シートは専用のカーボンバケットタイプなんだけど、実はこのシート、速度やGに応じてホールド性が変化する電動調整式だった。知らなかったからビックリしたよ(笑) イージードライブとスポーツ走行を両立させるための策としては最良だと思うけど、1500psという最高出力を前提にするならちょっと不安。重そうだし、フルバケに変えたいな。

デザインは好き嫌いがあるだろうけど、ポルシェに寄せすぎかなぁ。どうせだったら、第二世代GT-Rやセブンみたいな90年代の日本車に近づければ良いのに…。

で、肝心の走りに関してだけど、冗談抜きで“ヤバイ”の一言。加速Gがとんでもなくて、まるでジェット機。間違いなく1000psオーバーのR35GT-Rよりも速いよ。250km/h(試乗コースの限界速度)まで一瞬で加速するし、踏み続けたら余裕で320km/hを超えたと思う。

ボディや足回りも想像以上にしっかりしていた。路面のトレース能力が高いって表現が正しいのか、R35GT-Rのようにヘビーな重量を上手くグリップに変換しているなって感じ。ブレーキはカーボンセラミック特有のクセこそあるけど、剛性感のあるタッチは好きだね。

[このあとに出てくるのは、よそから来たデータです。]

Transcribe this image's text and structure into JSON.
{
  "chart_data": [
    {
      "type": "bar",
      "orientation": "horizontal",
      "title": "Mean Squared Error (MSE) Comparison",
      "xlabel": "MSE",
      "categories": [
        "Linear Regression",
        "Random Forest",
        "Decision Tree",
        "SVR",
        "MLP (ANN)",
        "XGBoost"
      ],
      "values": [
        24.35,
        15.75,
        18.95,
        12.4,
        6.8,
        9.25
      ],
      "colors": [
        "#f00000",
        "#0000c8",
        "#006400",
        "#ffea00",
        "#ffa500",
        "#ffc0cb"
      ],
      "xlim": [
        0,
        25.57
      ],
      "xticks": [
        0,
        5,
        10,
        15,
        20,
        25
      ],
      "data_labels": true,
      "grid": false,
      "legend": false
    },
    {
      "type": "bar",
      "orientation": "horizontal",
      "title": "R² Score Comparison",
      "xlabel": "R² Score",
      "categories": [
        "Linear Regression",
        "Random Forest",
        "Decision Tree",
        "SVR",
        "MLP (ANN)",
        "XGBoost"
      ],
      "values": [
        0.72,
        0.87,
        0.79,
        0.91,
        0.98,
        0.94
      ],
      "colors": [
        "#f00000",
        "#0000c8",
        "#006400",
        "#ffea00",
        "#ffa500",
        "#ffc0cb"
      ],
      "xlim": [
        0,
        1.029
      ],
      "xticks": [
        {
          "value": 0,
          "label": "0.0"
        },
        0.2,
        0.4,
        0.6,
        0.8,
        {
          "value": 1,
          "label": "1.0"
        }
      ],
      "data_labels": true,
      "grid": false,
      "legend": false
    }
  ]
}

価格は日本円で1500〜1600万円くらいらしいんだけど、めちゃくちゃ安いと思う。中国製のEVって聞くと身構えちゃう人が多いと思うけど、乗ったらそんな考えはブッ飛ぶよはずだよ。とにかく強烈に速いから。
なんだか、時代が大きく変わってきているなぁ。ちょっと寂しい気持ちもあるけど、僕はこれからも内燃機関の可能性に挑んでいくつもり。このハイパーEVに負けないチューニングカーを作らなきゃね!